Tee-Legenden

Es gibt unzählige Legenden zur Entdeckung des Tees. Hier haben wir die schönsten Geschichten zusammengetragen. Ein kleiner Auszug aus der Geschichte des Tees beschreibt im Anschluss, wie der Tee nach Europa kam.

Die chinesische Legende

Am schönsten ist die Geschichte vom chinesischen Kaiser Shen Nung. Er war der letzte von drei Kaisern, die auch „die Erhabenen“ genannt wurden und galt damals als Gottheit. Er hatte einen menschlichen Körper, aber den Kopf eines Ochsen. Ihm wird nachgesagt, dass er bestrebt war, das Los der Menschen zu verbessern, und so erfand er den Ackerbau mit den ertragreichsten Getreidearten wie Weizen, Reis, Hirse und Soja. Darüber hinaus erfand er die Heilkunst und die Medizin und befahl seinen Untertanen, das Wasser vor dem Trinken aus gesundheitlichen Gründen abzukochen. So trug es sich zu, dass Shen Nung eines Tages unter einem Strauch saß und Wasser abkochte.
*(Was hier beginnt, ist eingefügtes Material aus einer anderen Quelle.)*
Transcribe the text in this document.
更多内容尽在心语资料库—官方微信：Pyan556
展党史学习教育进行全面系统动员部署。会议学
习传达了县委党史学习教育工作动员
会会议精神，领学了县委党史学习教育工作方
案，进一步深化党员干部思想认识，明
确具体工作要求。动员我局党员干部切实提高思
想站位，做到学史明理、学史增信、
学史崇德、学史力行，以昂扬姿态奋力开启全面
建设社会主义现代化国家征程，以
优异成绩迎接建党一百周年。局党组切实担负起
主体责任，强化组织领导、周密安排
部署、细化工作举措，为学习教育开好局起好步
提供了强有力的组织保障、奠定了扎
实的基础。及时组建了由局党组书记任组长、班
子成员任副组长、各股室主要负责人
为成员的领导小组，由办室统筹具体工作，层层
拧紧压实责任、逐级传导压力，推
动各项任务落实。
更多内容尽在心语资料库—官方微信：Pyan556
Ein leichter Wind kam auf und wehte einige Blätter des Strauches in den Wassertopf des Erhabenen. Als Shen Nung das Wasser probierte war er begeistert über den Geschmack. Und da die Kaiser damals als Trendsetter galten, war der Tee bald das neue Nationalgetränk der Chinesen.

Die indische Legende

Ein andere Geschichte erzählt man sich in Indien. Der Fakir Dharma legte ca. 500 nach Christi ein Gelübde ab, sieben Jahre lang nicht zu schlafen. Nach fünf Jahren jedoch konnte er den Schlaf kaum noch bekämpfen. Voller Verzweiflung griff er in die Äste des Baumes unter dem er meditierte. Dabei riss er ein paar Blätter ab und begann sie zu kauen, um sich so wachzuhalten. Dharma spürte plötzlich die belebende Wirkung der Blätter – er saß zufällig unter einem Teebaum – und konnte sein Gelübde vollenden.

Die japanische Legende

Die japanische Legende ist etwas blutrünstig. Der Büßer Bodhidarma wollte sieben Jahre lang meditieren ohne zu schlafen. Eines Nachts jedoch fielen ihm die Augen zu. Als er am nächsten morgen erwachte, war er so wütend, dass er sich die Augenlider abschnitt und auf den Boden warf. Die Augenlider schlugen Wurzeln sobald sie den Boden berührt hatten und begannen zu einem großen Busch zu wachsen. Bodhidarma sah dieses Wunder und bereitete sich aus den Blättern des Busches einen Trank. Schnell verbreitete sich die Kunde über das Wunder und die belebende und anregende Wirkung des Trankes, der fortan als göttlich galt. Bei den japanischen Schriftzeichen ist das Zeichen für Tee und Augenlid das gleiche.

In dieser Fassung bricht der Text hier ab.